Em virtude da pandemia da COVID-19 nos anos 2020-2021, entende-se como inadequada a comparação dessas estatísticas com os dois primeiros (ou últimos) anos do Governo Bolsonaro, em que pese a sua inegável culpa por todos os erros e omissões no combate à disseminação do vírus e mortes de centenas de milhares de brasileiros. Todavia, qualquer comparação requereria algum tipo de ponderação e consideração desse fenômeno. Assim, a análise ficará mais restrita ao primeiro biênio do atual Governo Lula (2023-2024), eventualmente sendo relacionada a dados e eventos históricos.
OBS.: PIB e IPCA de 2024 são estimativas do Boletim Focus BC (06/01/2025).

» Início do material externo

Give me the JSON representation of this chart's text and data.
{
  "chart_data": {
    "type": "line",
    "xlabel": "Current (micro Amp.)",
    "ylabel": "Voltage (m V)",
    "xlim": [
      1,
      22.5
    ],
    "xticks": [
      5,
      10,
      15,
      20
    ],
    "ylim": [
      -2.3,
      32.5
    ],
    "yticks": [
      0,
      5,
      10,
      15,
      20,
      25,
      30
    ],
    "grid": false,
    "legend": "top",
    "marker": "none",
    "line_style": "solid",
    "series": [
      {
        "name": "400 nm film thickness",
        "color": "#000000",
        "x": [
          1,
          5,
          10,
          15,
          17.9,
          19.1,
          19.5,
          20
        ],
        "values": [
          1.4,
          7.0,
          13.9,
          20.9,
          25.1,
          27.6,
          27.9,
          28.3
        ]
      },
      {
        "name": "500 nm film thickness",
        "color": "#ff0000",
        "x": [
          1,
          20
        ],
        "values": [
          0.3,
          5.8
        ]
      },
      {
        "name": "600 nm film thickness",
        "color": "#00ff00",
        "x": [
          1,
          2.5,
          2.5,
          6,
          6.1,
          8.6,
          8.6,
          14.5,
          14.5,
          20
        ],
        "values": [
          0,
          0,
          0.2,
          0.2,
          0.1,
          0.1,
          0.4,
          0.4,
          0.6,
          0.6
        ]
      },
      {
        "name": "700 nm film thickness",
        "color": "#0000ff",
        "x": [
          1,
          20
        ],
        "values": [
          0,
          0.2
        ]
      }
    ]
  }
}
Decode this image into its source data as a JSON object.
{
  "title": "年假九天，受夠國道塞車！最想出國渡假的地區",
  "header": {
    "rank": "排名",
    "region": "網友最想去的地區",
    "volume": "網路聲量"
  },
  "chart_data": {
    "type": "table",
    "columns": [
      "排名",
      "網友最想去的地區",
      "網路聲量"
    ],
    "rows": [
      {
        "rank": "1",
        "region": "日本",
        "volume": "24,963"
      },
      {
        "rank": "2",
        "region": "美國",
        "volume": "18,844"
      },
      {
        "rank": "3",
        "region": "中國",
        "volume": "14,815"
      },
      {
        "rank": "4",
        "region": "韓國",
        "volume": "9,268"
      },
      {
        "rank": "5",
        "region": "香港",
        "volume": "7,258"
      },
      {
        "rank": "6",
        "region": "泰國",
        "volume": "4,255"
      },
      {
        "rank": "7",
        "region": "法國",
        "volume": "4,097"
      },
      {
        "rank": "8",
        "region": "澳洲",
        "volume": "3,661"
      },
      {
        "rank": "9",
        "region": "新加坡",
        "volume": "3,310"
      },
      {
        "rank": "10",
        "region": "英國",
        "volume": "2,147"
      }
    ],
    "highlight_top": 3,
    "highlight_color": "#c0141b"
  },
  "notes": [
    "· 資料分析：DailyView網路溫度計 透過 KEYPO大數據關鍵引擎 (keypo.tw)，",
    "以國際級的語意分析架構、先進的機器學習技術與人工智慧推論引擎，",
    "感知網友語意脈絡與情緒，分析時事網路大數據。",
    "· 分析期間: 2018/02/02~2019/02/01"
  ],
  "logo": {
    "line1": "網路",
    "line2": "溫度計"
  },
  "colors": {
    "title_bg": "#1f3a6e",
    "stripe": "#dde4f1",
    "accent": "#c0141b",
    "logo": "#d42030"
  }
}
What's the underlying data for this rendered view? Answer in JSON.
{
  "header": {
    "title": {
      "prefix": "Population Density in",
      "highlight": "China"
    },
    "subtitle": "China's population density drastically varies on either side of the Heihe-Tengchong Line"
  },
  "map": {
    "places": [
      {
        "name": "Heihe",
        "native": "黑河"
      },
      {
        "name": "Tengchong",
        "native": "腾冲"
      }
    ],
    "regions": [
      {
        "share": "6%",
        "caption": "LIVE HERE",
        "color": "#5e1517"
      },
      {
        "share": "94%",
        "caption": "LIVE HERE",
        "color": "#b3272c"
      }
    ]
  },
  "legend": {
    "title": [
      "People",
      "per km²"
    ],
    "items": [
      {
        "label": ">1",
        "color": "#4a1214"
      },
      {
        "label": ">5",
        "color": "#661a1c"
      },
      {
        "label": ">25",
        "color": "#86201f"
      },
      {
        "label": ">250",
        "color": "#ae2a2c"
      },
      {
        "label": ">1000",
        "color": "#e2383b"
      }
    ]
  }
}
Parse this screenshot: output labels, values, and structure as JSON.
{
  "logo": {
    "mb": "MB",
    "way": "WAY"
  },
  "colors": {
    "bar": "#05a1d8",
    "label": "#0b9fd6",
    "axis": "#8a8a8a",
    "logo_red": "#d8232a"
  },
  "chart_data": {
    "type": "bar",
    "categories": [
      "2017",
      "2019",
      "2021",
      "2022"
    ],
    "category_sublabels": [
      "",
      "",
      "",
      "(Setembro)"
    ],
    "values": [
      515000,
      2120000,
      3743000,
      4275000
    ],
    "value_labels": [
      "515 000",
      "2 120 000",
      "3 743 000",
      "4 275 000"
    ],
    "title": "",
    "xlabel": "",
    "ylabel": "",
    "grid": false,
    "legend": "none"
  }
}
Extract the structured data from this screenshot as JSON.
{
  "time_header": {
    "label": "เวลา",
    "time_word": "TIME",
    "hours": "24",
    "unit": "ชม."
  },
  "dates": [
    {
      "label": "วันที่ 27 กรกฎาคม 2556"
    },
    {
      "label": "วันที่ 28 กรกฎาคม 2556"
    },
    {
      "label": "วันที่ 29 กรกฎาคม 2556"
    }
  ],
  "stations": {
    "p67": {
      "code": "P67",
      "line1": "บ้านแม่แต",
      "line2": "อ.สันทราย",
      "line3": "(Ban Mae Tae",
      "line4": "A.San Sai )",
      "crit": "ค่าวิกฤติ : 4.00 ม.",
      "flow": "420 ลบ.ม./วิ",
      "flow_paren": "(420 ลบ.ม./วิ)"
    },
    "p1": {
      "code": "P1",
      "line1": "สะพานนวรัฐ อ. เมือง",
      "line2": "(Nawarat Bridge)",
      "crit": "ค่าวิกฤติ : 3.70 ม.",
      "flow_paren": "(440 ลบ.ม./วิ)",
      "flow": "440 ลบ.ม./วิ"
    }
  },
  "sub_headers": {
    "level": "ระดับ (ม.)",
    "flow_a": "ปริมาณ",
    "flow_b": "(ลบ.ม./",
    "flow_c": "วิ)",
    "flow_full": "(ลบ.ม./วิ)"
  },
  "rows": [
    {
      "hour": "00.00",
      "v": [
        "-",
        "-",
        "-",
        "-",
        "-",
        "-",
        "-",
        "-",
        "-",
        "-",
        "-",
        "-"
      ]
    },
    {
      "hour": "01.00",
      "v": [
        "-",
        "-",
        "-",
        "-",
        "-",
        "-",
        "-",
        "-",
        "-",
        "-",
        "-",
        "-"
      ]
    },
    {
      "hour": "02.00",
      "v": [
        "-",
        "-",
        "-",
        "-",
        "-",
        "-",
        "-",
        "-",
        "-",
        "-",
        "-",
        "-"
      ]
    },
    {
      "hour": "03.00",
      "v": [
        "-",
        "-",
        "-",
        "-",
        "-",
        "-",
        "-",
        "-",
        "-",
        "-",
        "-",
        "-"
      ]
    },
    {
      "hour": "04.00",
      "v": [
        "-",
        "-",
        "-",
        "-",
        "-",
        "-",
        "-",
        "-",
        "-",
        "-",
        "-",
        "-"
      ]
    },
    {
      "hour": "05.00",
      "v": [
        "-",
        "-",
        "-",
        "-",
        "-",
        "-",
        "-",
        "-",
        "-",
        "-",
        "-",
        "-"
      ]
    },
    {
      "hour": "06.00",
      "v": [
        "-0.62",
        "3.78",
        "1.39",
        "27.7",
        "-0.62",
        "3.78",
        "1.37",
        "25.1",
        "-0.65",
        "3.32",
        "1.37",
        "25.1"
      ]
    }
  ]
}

Começando pelo PIB, possivelmente, é uma das variáveis com melhor resultado nesse início de governo, principalmente considerando a performance recente desde a década passada. Isso porque, nesse ínterim, tivemos uma forte recessão econômica interna (2014-2016) e a pandemia da COVID-19 (2020-2021). Além do patamar mais alto, em termos qualitativos, o desempenho do PIB em 2024 é superior ao do ano anterior. Enquanto em 2023, o PIB foi puxado pela agropecuária (15,1%)[2], no ano passado, os setores mais dinâmicos foram indústria e serviços, com crescimento acumulado nos três primeiros trimestres de 3,5% e 3,8%, respectivamente[3].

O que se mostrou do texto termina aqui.